Bancos oferecem ajuda às empresas, mas dificultam a aprovação do crédito

Apenas 1% do orçamento oferecido por bancos foi emprestado às empresas durante pandemia

A linha de crédito emergencial é uma iniciativa do governo e o BNDES (foto: reprodução)

Por conta da pandemia causada pelo novo coronavírus, empresas encontram dificuldades para manter o pagamento de seus funcionários em dia. A fim de contribuir com elas, foi colocada à disposição dos empresários uma linha de crédito oferecida pelo governo em parceria com o BNDES (Banco Nacional de Desenvolvimento Econômico e Social).

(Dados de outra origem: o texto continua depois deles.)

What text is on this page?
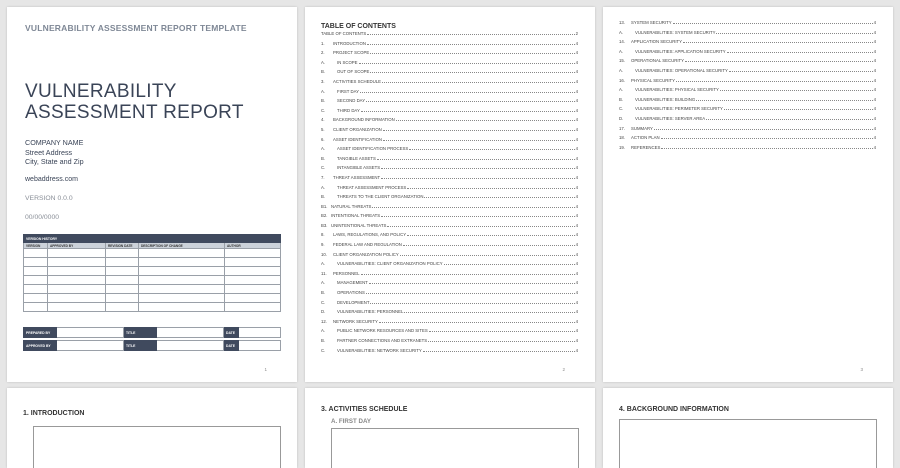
VULNERABILITY ASSESSMENT REPORT TEMPLATE
VULNERABILITY ASSESSMENT REPORT
COMPANY NAME
Street Address
City, State and Zip
webaddress.com
VERSION 0.0.0
00/00/0000
VERSION HISTORY				
VERSION	APPROVED BY	REVISION DATE	DESCRIPTION OF CHANGE	AUTHOR

PREPARED BY		TITLE		DATE	

APPROVED BY		TITLE		DATE	
1
TABLE OF CONTENTS
TABLE OF CONTENTS	2
1. INTRODUCTION	4
2. PROJECT SCOPE	4
A.	IN SCOPE	4
B.	OUT OF SCOPE	4
3. ACTIVITIES SCHEDULE	4
A.	FIRST DAY	4
B.	SECOND DAY	4
C.	THIRD DAY	4
4. BACKGROUND INFORMATION	4
5. CLIENT ORGANIZATION	4
6. ASSET IDENTIFICATION	4
A.	ASSET IDENTIFICATION PROCESS	4
B.	TANGIBLE ASSETS	4
C.	INTANGIBLE ASSETS	4
7. THREAT ASSESSMENT	4
A.	THREAT ASSESSMENT PROCESS	4
B.	THREATS TO THE CLIENT ORGANIZATION	4
B1. NATURAL THREATS	4
B2. INTENTIONAL THREATS	4
B3. UNINTENTIONAL THREATS	4
8. LAWS, REGULATIONS, AND POLICY	4
9. FEDERAL LAW AND REGULATION	4
10. CLIENT ORGANIZATION POLICY	4
A.	VULNERABILITIES: CLIENT ORGANIZATION POLICY	4
11. PERSONNEL	4
A.	MANAGEMENT	4
B.	OPERATIONS	4
C.	DEVELOPMENT	4
D.	VULNERABILITIES: PERSONNEL	4
12. NETWORK SECURITY	4
A.	PUBLIC NETWORK RESOURCES AND SITES	4
B.	PARTNER CONNECTIONS AND EXTRANETS	4
C.	VULNERABILITIES: NETWORK SECURITY	4
2
13. SYSTEM SECURITY	4
A.	VULNERABILITIES: SYSTEM SECURITY	4
14. APPLICATION SECURITY	4
A.	VULNERABILITIES: APPLICATION SECURITY	4
15. OPERATIONAL SECURITY	4
A.	VULNERABILITIES: OPERATIONAL SECURITY	4
16. PHYSICAL SECURITY	4
A.	VULNERABILITIES: PHYSICAL SECURITY	4
B.	VULNERABILITIES: BUILDING	4
C.	VULNERABILITIES: PERIMETER SECURITY	4
D.	VULNERABILITIES: SERVER AREA	4
17. SUMMARY	4
18. ACTION PLAN	4
19. REFERENCES	4
3
1. INTRODUCTION
3. ACTIVITIES SCHEDULE
A. FIRST DAY
4. BACKGROUND INFORMATION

Acontece que, dos R$ 40 bilhões prometidos, apenas R$ 413,4 milhões foram liberados – uma parcela que representa 1% do valor total. O valor, que seria de enorme ajuda às empresas, não chegou ao destino prometido.

Empresários alegam que, mesmo buscando os bancos para solicitar o crédito, os passos burocráticos limitam chegar ao estágio final do acordo entre as partes. O BNDES, que é o facilitador para a liberação da verba é responsável por 85% do crédito, e 15% é responsabilidade dos bancos privados.

Crédito para empresas com faturamento entre R$ 360 mil e R$ 10 milhões

A taxa de juros prefixada é de 3,75% e as empresas recebem o prazo de 30 meses para o pagamento, com carência de seis meses para a primeira parcela. Podem dar entrada ao pedido de crédito aquelas empresas com faturamento entre R$ 360 mil e R$ 10 milhões em 2019.

Segundo o presidente do Sindicato da Micro e Pequena Indústria do Estado de São Paulo (Simpi), Joseph Couri, a coisa pega na análise de crédito, pois os bancos usam uma metodologia de análise de crédito velha, de antes da crise, para um momento novo.

Pela primeira vez, o dinheiro não é do banco. O dinheiro em do Tesouro e, se o risco é do Tesouro, é um problema esse dinheiro não chegar na ponta. Couri acrescentou, ainda, que se o crédito não for liberado de maneira ampla, as empresas irão demitir cada vez mais durante a crise.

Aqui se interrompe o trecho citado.